[ovs-dev] [PATCH v2 3/4] Add file descriptor persistence where possible

Wed Feb 19 17:20:04 UTC 2020

On 19/02/2020 14:20, Dumitru Ceara wrote:
> On 2/18/20 7:12 AM, Anton Ivanov wrote:
>>
>>
>> On 17/02/2020 14:48, Dumitru Ceara wrote:
>>> On 2/14/20 6:54 PM, anton.ivanov at cambridgegreys.com wrote:
>>>> From: Anton Ivanov <anton.ivanov at cambridgegreys.com>
>>>>
>>>> 1. Adds "persistent" behaviour where feasible (streams and signals).
>>>> These are waited upon in the same thread where they are created.
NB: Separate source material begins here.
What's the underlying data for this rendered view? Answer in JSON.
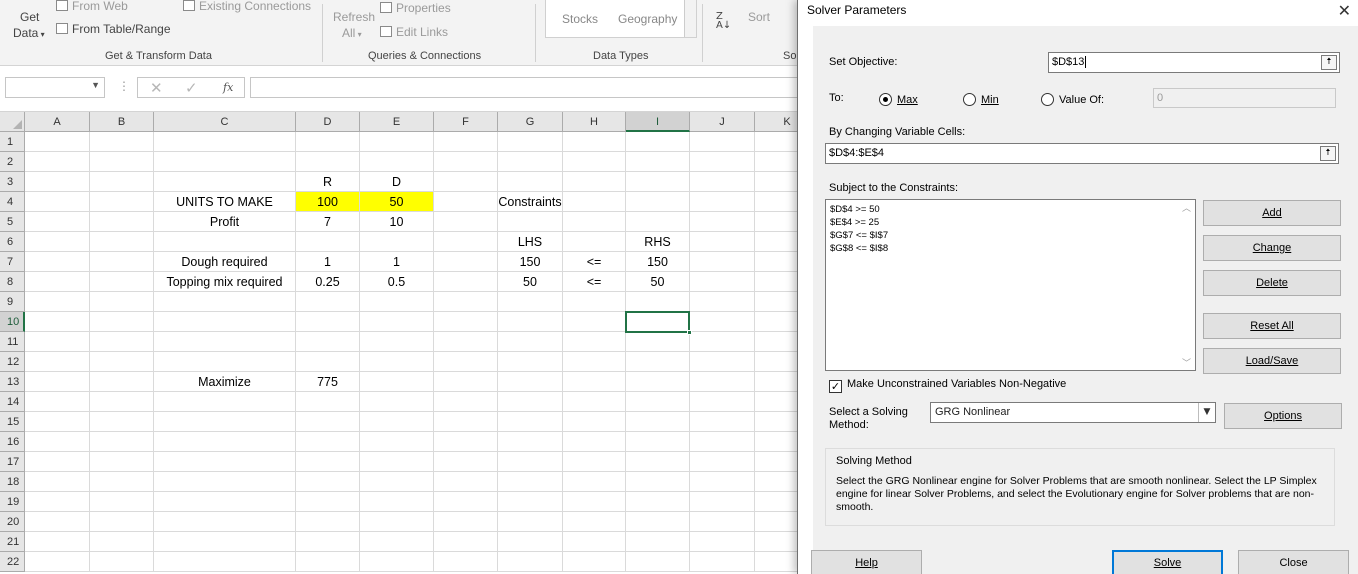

This
>>>> allows them to be registered persistently with the OS (if possible)
>>>> as well as the OS to provide hints - is the FD ready, is it closed,
>>>> etc.
>>>>
>>>> 2. Removes unnecessary attempts to perform a read vs EAGAIN on a fd
>>>> which is not ready if that fd has been registered as "private" to the
>>>> thread which waits upon it.
>>>>
>>>> 3. No longer breaks other parts of OVS which create the fd in one
>>>> thread and waits upon it in others.
>>>>
>>>> 3. Adds support for EPOLL on Linux and can be expanded to cover similar
>>>> poll++ frameworks in other OSes.
>>>>
>>>> 4. Sets up the necessary infrastructure to make IO/SSL multi-threaded
>>>> using a "centeral (e)poll dispatcher + IO threads" pattern
>>>>
>>>> Signed-off-by: Anton Ivanov <anton.ivanov at cambridgegreys.com>
>>>
>>> Hi Anton,
>>>
>>> A couple of issues inline. Except for that:
>>>
>>> 1. The "STP - flush the fdb and mdb when topology changed" OVS test is
>>> failing with your patches applied:
>>>
>>> make check TESTSUITEFLAGS='-k "flush the fdb"'
>>
>> I will have a look.
>>
>>>
>>> 2. Travis CI build fails:
>>>
>>> lib/fatal-signal.c:244:5: error: ignoring return value of ‘read’,
>>> declared with attribute warn_unused_result [-Werror=unused-result]
>>>
>>>        read(signal_fds[0], sigbuffer, sizeof(sigbuffer))
>>>
>>> 3. Travis CI OSX build fails:
>>>
>>> lib/poll-loop.c:46:1: error: unused function 'poll_create_node_add'
>>> [-Werror,-Wunused-function]
>>>
>>> COVERAGE_DEFINE(poll_create_node);
>>
>> I will fix all of these in the next version. The CI was out with the
>> daisies when I submitted the patch last week so I did not see the logs
>> until yesterday.
>>
>>>
>>> 4. While OVS might benefit from these changes I'm wondering about OVN
>>> and ovsdb-server specifically. ovsdb-server is single threaded and
>>> usually on large scale deployments we don't really see "poll" as the
>>> bottleneck or even the fact that code tries to read/write from FDs when
>>> FDs are not available for read/write.
>>>
>>> For example, here are results of running a scale test scenario which
>>> repeats the following iteration 300 times:
>>> - bring up a node (ovn-fake-multinode container) and connect it to the
>>> OVN Southbound DB.
>>> - configure an OVN logical switch to be bound to the new node.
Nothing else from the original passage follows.